Oltre la burocrazia, è ora di trasformare i collaboratori in sensori, progettare spazi di conversazione e puntare su agilità e leggerezza: ecco perché conviene procurarsi uno zaino. Intervista a Leonardo Previ

07-08-2018

L’arte di fare senza


Solo il 5,6% degli studi con più di 50 avvocati negli Stati Uniti ha molta fiducia nella capacità dei propri leader di affrontare le sfide che impone il mercato legale, mentre il 33% dichiara di avere poca fiducia nei propri partner. Sono alcuni dei dati più interessanti della survey Law Firms in Transition 2018 di Altman Weil, che svelano una spaccatura latente negli studi legali americani, e che lancia più di un campanello d’allarme per le realtà del nostro Paese.

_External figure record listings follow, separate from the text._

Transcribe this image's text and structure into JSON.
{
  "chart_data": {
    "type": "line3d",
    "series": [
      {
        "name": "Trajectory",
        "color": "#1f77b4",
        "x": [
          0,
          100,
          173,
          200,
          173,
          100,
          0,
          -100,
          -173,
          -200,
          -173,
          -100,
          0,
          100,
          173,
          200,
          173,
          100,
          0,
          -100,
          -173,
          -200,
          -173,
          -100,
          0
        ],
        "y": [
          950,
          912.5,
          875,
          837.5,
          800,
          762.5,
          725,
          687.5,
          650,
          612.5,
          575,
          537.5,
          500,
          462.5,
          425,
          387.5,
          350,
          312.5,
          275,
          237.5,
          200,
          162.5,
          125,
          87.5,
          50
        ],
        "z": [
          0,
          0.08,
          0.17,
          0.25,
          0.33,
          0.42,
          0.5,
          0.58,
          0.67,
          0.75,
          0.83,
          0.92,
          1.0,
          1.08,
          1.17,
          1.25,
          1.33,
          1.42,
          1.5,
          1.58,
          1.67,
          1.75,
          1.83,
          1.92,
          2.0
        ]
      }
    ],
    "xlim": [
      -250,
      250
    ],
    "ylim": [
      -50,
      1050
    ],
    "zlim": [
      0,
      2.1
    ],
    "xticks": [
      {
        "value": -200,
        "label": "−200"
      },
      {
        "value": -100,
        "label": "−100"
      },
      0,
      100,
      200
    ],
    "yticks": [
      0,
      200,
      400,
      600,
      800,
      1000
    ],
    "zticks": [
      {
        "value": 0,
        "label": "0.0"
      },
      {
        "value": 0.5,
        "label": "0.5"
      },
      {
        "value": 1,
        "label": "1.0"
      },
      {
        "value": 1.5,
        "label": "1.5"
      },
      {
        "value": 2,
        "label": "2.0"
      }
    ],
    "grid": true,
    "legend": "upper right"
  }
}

Solo nel 2011 i dati erano invertiti: il 23,9% dichiarava di avere un’alta fiducia mentre era un residuale 7,8% a dichiarare di avere una scarsa fiducia nella propria leadership. Questo repentino cambiamento riflette, secondo l’indagine, la resistenza al cambiamento da parte dei partner (68,6%), la loro non consapevolezza di poter fare le cose in maniera diversa (60,2%) e la mancanza di difficoltà economiche che motivino cambiamenti significativi (58,7%). D’altra parte, secondo il campione, solo il 2% ritiene che i propri partner siano pienamente consapevoli dei mutamenti del mercato, mentre scende addirittura all’1,5% la quota di chi ritiene che i propri partner siano molto adattabili al cambiamento richiesto agli studi e al mercato legale.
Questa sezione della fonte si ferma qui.